A ultrassonografia, a tomografia e os exames de sangue
e urina são exames úteis em casos duvidosos ou com a
necessidade de excluir outros diagnósticos.
Associação Médica do Rio Grande do Sul - Processo
Seletivo Unificado
O processo seletivo da AMRIGS-PSU é uma avaliação com
questões mais diretas e objetivas de múltipla escolha, que
abordam casos clínicos, o uso de imagens, achados de exames,
hipóteses diagnósticas e questionamento de tratamentos.

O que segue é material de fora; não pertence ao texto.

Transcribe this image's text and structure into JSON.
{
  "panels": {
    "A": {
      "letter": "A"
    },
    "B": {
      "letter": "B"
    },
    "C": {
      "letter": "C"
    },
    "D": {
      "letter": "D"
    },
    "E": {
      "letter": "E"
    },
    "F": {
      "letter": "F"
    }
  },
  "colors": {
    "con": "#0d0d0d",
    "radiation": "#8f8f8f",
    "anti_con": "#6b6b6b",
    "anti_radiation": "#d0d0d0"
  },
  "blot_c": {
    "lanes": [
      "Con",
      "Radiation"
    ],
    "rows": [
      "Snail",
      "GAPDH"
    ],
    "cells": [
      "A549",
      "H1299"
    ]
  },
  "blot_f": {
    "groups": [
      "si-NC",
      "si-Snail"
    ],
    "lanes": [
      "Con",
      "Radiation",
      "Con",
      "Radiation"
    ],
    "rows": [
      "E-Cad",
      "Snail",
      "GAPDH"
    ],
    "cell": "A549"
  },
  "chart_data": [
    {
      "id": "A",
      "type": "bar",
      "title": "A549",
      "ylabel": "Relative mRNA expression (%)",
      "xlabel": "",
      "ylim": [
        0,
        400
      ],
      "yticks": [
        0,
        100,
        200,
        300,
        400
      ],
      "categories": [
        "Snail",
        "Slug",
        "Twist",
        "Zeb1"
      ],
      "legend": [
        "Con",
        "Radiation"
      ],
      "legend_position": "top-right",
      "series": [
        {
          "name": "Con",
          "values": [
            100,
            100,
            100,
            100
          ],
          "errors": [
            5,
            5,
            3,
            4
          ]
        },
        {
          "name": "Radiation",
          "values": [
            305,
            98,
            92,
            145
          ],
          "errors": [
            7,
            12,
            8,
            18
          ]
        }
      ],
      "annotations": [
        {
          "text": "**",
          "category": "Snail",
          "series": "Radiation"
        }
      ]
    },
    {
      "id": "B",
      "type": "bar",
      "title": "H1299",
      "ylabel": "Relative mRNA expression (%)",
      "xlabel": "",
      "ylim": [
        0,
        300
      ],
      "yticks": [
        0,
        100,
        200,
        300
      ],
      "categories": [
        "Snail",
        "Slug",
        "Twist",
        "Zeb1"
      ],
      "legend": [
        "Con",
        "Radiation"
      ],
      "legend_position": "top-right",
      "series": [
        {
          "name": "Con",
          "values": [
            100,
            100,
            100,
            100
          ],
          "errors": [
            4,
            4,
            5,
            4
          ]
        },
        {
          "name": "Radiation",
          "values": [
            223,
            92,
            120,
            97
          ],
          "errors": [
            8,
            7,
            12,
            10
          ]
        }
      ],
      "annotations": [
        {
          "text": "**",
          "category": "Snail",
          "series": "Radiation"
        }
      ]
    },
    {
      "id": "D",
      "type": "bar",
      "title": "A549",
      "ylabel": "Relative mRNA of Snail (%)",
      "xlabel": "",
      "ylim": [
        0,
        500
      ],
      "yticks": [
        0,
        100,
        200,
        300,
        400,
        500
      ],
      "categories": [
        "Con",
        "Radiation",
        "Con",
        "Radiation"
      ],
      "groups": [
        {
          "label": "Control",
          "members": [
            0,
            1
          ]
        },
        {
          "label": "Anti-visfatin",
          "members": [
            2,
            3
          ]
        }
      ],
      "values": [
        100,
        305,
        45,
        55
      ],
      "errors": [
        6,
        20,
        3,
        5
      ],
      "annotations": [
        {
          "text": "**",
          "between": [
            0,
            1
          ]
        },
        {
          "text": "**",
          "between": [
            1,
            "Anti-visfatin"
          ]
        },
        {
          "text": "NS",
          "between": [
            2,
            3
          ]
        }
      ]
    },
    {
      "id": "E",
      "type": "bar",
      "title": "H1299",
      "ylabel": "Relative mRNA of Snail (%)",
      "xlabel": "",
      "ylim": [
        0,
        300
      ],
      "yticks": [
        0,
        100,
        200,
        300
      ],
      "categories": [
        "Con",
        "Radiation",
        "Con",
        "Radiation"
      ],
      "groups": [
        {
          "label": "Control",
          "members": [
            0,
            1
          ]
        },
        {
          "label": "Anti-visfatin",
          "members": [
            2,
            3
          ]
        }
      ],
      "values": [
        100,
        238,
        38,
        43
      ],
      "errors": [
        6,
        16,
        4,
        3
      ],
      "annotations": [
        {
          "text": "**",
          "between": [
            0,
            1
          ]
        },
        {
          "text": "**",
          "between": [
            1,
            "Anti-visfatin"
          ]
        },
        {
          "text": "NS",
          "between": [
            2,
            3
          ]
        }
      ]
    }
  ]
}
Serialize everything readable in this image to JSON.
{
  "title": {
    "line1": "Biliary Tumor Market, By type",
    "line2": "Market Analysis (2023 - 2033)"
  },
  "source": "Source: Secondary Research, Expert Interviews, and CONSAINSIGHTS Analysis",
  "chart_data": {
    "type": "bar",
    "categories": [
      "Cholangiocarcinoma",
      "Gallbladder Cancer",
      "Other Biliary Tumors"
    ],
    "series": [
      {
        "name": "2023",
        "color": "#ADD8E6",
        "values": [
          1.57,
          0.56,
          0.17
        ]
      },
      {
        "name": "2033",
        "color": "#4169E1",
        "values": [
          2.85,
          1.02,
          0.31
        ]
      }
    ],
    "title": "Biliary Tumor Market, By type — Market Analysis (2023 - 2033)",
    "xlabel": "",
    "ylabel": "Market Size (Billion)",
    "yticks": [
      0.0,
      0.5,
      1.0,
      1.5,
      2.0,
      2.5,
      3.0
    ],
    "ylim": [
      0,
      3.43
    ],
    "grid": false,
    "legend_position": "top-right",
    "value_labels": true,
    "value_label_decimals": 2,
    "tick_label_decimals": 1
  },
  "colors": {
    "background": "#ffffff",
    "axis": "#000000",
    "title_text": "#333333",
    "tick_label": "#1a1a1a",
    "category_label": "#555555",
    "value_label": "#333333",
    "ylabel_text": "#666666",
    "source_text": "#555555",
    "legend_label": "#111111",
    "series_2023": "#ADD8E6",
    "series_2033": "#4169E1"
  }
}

Há temas mais recorrentes e que merecem atenção. Em Clínica
Médica são cobradas: Psiquiatria — psicofarmacologia e outros
tratamentos em Psiquiatria; Infectologia — tipos de infecções;
Cardiologia — temas relacionados a hipertensão arterial
sistêmica. Cirurgia Geral tem foco em hérnias de parede
abdominal, abdome agudo, tratamento cirúrgico da obesidade e
cirurgia metabólica.
Em Ginecologia, preste atenção em anticoncepção, HPV e
neoplasias intraepiteliais cervicais, patologias neoplásicas e
câncer de endométrio. Em Pediatria são relevantes Neonatologia,
aleitamento materno e desenvolvimento. Por fim, Saúde Coletiva
cobra estudos epidemiológicos, Medicina de Família e
Comunidade e análise de métodos diagnósticos.
AMRIGS-PSU | 2021
A apendicite aguda não está relacionada com:
a) fecálito obstruindo o óstio apendicular
b) adenocarcinoma de ceco
c) Ascaris lumbricoides
d) ingestão diária de fibras alimentares de origem vegetal
Gabarito: d
Comentários:
a) Um fecálito obstruindo o óstio apendicular é um dos principais
fatores causadores de apendicite aguda.
b) O adenocarcinoma de ceco pode causar compressão
extrínseca da luz do apêndice, causando apendicite aguda.
c) A presença de Ascaris lumbricoides na luz apendicular pode
promover obstrução, causando apendicite aguda.
d) A ingestão de fibras alimentares facilita o trânsito intestinal e
diminui o risco de obstrução da luz apendicular.